Louise Vallier eut un de ses rires sots, puis elle se retira. Elle n’alla pas loin cependant ; se penchant sur la rampe de l’escalier, elle ne perdit pas un mot de ce qui se disait, en bas.

— Mes neveux et nièces, dit Mlle Solange, il y a près de quinze ans que j’ai fait mon testament, dont une copie est chez mon Notaire, Maître Lebouquin, de la ville de Montréal. J’ai laissé, dans ce testament, ma fortune entière à Marielle… Quand je parle de ma fortune, je ne parle pas d’un petit montant, car, je suis une des femmes les plus riches de Montréal.

— Chère tante Solange ! murmura Marielle. Mais…

— Mais, je suis arrivée sur le Rocher aux Oiseaux, croyant y trouver Marielle seule avec son père… J’ai trouvé mon neveu Pierre remarié et père d’un bébé de quelques semaines… Or, ce bébé, le petit Guy, est mon neveu comme Marielle est ma nièce ; j’ai donc résolu de séparer ma fortune également entre Marielle et Guy. Qu’en dis-tu, Marielle ?

— C’est faire acte de justice, assurément, tante Solange ! dit Marielle. Guy est votre neveu comme je suis votre nièce.

— Et vous, neveu Jean, qu’en dites-vous ?

— Je dis comme Marielle, tante Solange répondit Jean ; c’est faire acte de justice ! Guy est notre filleul à Marielle et à moi, et nous l’aimons tant ce bébé, que nous serions vraiment malheureux à la pensée que vous pourriez le déshériter.

— Maintenant, Marielle, j’ai ici mon nouveau testament. Le voici. Il n’est pas signé… Marielle, tu es et tu seras toujours la plus chère, la plus aimée. Tu n’as qu’un geste à faire, et je ne signerai pas ce testament ; l’autre seul existera… Réfléchis bien, Marielle ; si tu me laisses signer ce document, tu t’appauvris de plusieurs milliers de dollars. Ne te laisse pas intimider par la présence de ton père, de ta belle-mère et de ton fiancé. Un signe, Marielle, et je déchire ce testament.

— Chère tante Solange, dit Marielle, les larmes aux yeux, vous ne savez pas combien je le chéris mon petit frère !… Oui, laissez à Guy la moitié de votre fortune ; non seulement j’y consens mais je vous le demande de tout cœur.

— Tu l’auras voulu, Marielle ! dit Mlle Solange.
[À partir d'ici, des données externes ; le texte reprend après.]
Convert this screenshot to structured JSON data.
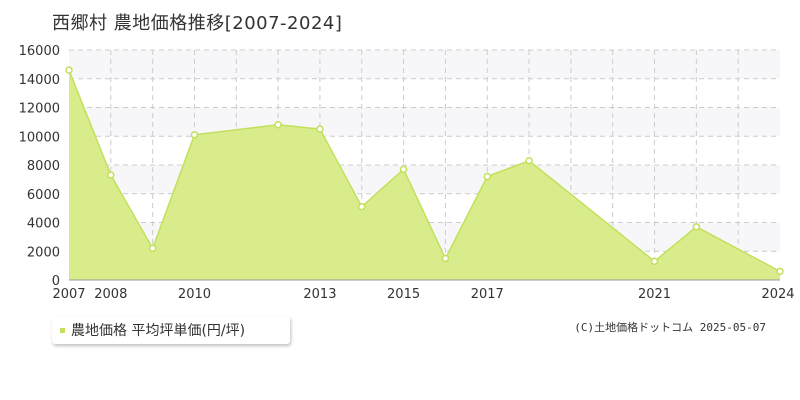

Demain, j’irai à Charlottetown déposer mon nouveau testament, le seul valide, chez un notaire… Voyez-moi signer, tous, et que mon neveu Jean et Nounou signent, comme témoin.

Le testament étant bien et dûment signé, Mme Dupas fit une chose qu’elle n’avait jamais fait auparavant : elle se leva et vint donner un baiser à Marielle, tandis que des larmes inondaient ses joues.
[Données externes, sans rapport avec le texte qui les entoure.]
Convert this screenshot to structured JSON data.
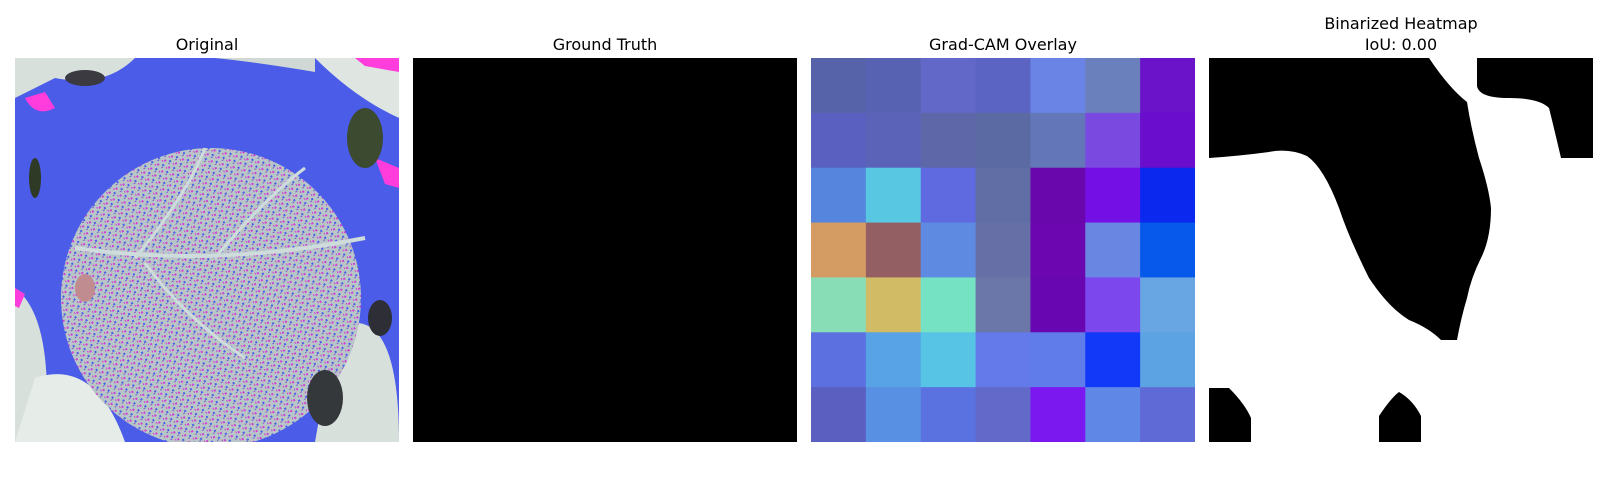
{
  "panels": [
    {
      "title": "Original"
    },
    {
      "title": "Ground Truth"
    },
    {
      "title": "Grad-CAM Overlay"
    },
    {
      "title": "Binarized Heatmap",
      "subtitle": "IoU: 0.00"
    }
  ],
  "gradcam": {
    "rows": 7,
    "cols": 7,
    "colors": [
      [
        "#5763a8",
        "#5862b3",
        "#6268c8",
        "#5c64c3",
        "#6a84e6",
        "#6a80bc",
        "#6b13c9"
      ],
      [
        "#5a60bf",
        "#5b63b9",
        "#5e67a8",
        "#5c6aa3",
        "#6377b8",
        "#7a4ae0",
        "#6a0dcc"
      ],
      [
        "#5585dd",
        "#58c7e2",
        "#606ae0",
        "#606ea5",
        "#6907ad",
        "#7410e6",
        "#0b28ef"
      ],
      [
        "#d49c63",
        "#945f62",
        "#5e8ae2",
        "#6770a6",
        "#6c06b0",
        "#6a86e3",
        "#0659ea"
      ],
      [
        "#88ddb6",
        "#d2bb65",
        "#75e3c3",
        "#6b77a8",
        "#6806b2",
        "#7c48ee",
        "#68a5e3"
      ],
      [
        "#5c70e0",
        "#57a3e6",
        "#57c4e6",
        "#6479ea",
        "#5f7cea",
        "#1139f7",
        "#5ba3e2"
      ],
      [
        "#5b5fc0",
        "#5891e4",
        "#5a72df",
        "#6269c9",
        "#7b18f0",
        "#5f87e6",
        "#5f6ad6"
      ]
    ]
  },
  "colors": {
    "background": "#ffffff",
    "ground_truth": "#000000",
    "mask_on": "#ffffff",
    "mask_off": "#000000",
    "leaf": "#b8c6c8",
    "leaf_magenta": "#d23cd2",
    "bg_blue": "#4a5ce8",
    "bg_light": "#d8e0dc",
    "bg_magenta": "#ff3cdc"
  }
}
— Vous êtes un ange, Marielle ! s’écria-t-elle. Que Dieu vous bénisse pour ce que vous venez de faire en faveur de notre cher petit Guy !

— Maintenant, reprit Mlle Solange, je me propose de faire un splendide cadeau de noces à Marielle ; je lui donnerai dix mille dollars, le 18, au déjeuner.

— Dix mille dollars ! s’écrièrent-ils tous.

— Et maintenant, mes amis, bonsoir ! Je partirai de très bonne heure, demain matin, pour Charlottetown ; conséquemment, je vais me coucher de bonne heure.

Et Mlle Solange partit accompagnée de Jean.